Mais par où commencer avec un mot pareil…  

Et puis d'abord, qui c'est qu'a pensé le premier à fermenter du jus de raisin, qui c'est qu'a pensé le premier à faire du jus tout simplement ?

Plus de deux pages dans le Littré pour ce tout petit mot qui peut avoir tout ou rien pour plaire. Le gros Petit Robert m'explique qu'il provient de vinum, liqueur de fruit en latin. Oui mais non, le vin n'est issu que du raisin ou alors je ne sais pas tout… Ah si ! Le vin de palme et puis peut-être d'autres. Oh et puis zut, je cause du vin de raisin et c'est tout.

Le vin, une foultitude de qualificatifs à donner le virou-virou bien avant d'avoir abusé du lever de coude. Tannique, aigre, pétillant, gras, doux, boisé ou pas, frais, bouqueté, j'en passe des tas, mon préféré c'est gouleyant. Gouleyant ça fait envie, une impression qu'en buvant il va se produire un petit bruit taquin dans le gosier, que ça va chatouiller légèrement, que ça va faire du bien et sourire…

Des couleurs, quatre. Avec des robes, rigolo cette histoire de robe comme pour la couleur de poil des chevaux. Des nuances fines dans chacune. Et puis parfois des bulles, des bullettes, des pétillances.  

Simple à boire, compliqué à comprendre. Ma seule appréciation scientifique sur la question c'est j'aime ou j'aime pas, ça simplifie ! Et puis si j'en savais trop… un brin de mystère dans le verre, c'est joli, non ?

Une visite de cave, c'est un régal d'avant, une promesse. Ces odeurs, les explications du vigneron passionné qui travaille sa vigne, élève son vin, le bichonne et sait si bien vous alpaguer avec ses mots qui susurrent à l'oreille qu'on ne va pas tarder à s'en jeter un derrière la cravate, évidemment le vin le plus exquis que la terre ait jamais portée, oui ça exagère toujours un peu un vigneron…

Oh pas la peine d'aller chercher bien loin des bouteilles onéreuses, un bon p'tit cru du pays fait par un paysan ou une petite coopérative qui connaissent la manière suffit amplement. Dans ce beau pays de France, on a tous un p'tit cru au coin de la rue, une bonne centaine de routes des vins, pléthore de caves, châteaux, chais et autres lieux propices prêts à satisfaire tous les goûts sans ruine. Quand la bouteille est belle et l'étiquette classe, c'est encore mieux, tout baigne presque.

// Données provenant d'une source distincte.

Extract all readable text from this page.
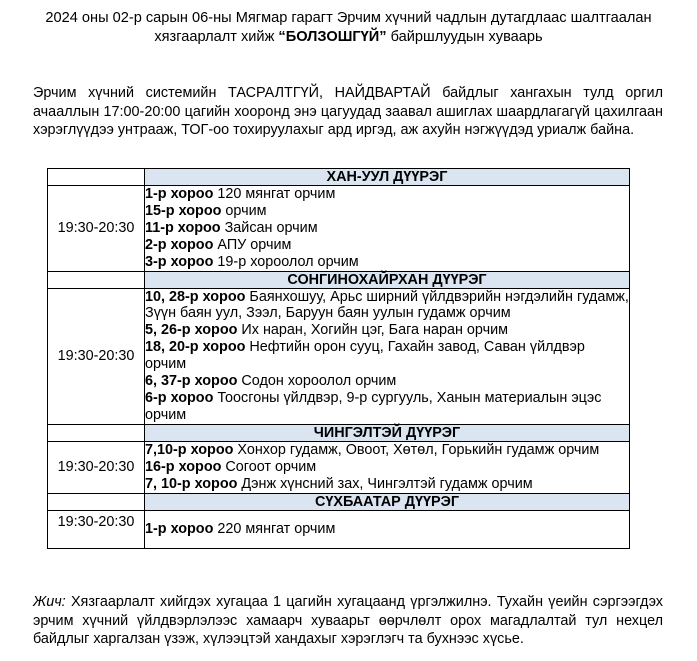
2024 оны 02-р сарын 06-ны Мягмар гарагт Эрчим хүчний чадлын дутагдлаас шалтгаалан
хязгаарлалт хийж “БОЛЗОШГҮЙ” байршлуудын хуваарь
Эрчим хүчний системийн ТАСРАЛТГҮЙ, НАЙДВАРТАЙ байдлыг хангахын тулд оргил ачааллын 17:00-20:00 цагийн хооронд энэ цагуудад заавал ашиглах шаардлагагүй цахилгаан хэрэглүүдээ унтрааж, ТОГ-оо тохируулахыг ард иргэд, аж ахуйн нэгжүүдэд уриалж байна.
	ХАН-УУЛ ДҮҮРЭГ
19:30-20:30	1-р хороо 120 мянгат орчим
15-р хороо орчим
11-р хороо Зайсан орчим
2-р хороо АПУ орчим
3-р хороо 19-р хороолол орчим

	СОНГИНОХАЙРХАН ДҮҮРЭГ
19:30-20:30	10, 28-р хороо Баянхошуу, Арьс ширний үйлдвэрийн нэгдэлийн гудамж, Зүүн баян уул, Зээл, Баруун баян уулын гудамж орчим
5, 26-р хороо Их наран, Хогийн цэг, Бага наран орчим
18, 20-р хороо Нефтийн орон сууц, Гахайн завод, Саван үйлдвэр орчим
6, 37-р хороо Содон хороолол орчим
6-р хороо Тоосгоны үйлдвэр, 9-р сургууль, Ханын материалын эцэс орчим

	ЧИНГЭЛТЭЙ ДҮҮРЭГ
19:30-20:30	7,10-р хороо Хонхор гудамж, Овоот, Хөтөл, Горькийн гудамж орчим
16-р хороо Согоот орчим
7, 10-р хороо Дэнж хүнсний зах, Чингэлтэй гудамж орчим

	СҮХБААТАР ДҮҮРЭГ
19:30-20:30	1-р хороо 220 мянгат орчим
Жич: Хязгаарлалт хийгдэх хугацаа 1 цагийн хугацаанд үргэлжилнэ. Тухайн үеийн сэргээгдэх эрчим хүчний үйлдвэрлэлээс хамаарч хуваарьт өөрчлөлт орох магадлалтай тул нехцел байдлыг харгалзан үзэж, хүлээцтэй хандахыг хэрэглэгч та бухнээс хүсье.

Presque parce que si le vin est l'élément essentiel, qualité du vin dans la jolie bouteille étiquetée proprement, le plaisir ne serait pas complet sans commensaux tout aussi bien choisis pour partager, lever les verres, faire des souhaits, raconter des blagues et se marrer en chœur. Trinquer, boire en bonne compagnie, des instants incomparables.

Je lui verrai bien un petit inconvénient au vin, il me semble que les bouteilles ont tendance à disparaître. Je m'explique, c'est tout bien rangé, couché dans un endroit sombre et frais le mieux possible, bon. A chaque fois que je me dis : "tiens, je devrais sortir celle-ci pour la venue de Machin et Truc" je descends chercher mon choix et là, bizarre doublé de mystère et boule de gomme, la bouteille pensée a disparu ! "Oh non… on l'a pas déjà bue celle-ci… bé si… zutre…". Font pas de vieux bouchons les bouteilles par chez moi quand des amis se pointent.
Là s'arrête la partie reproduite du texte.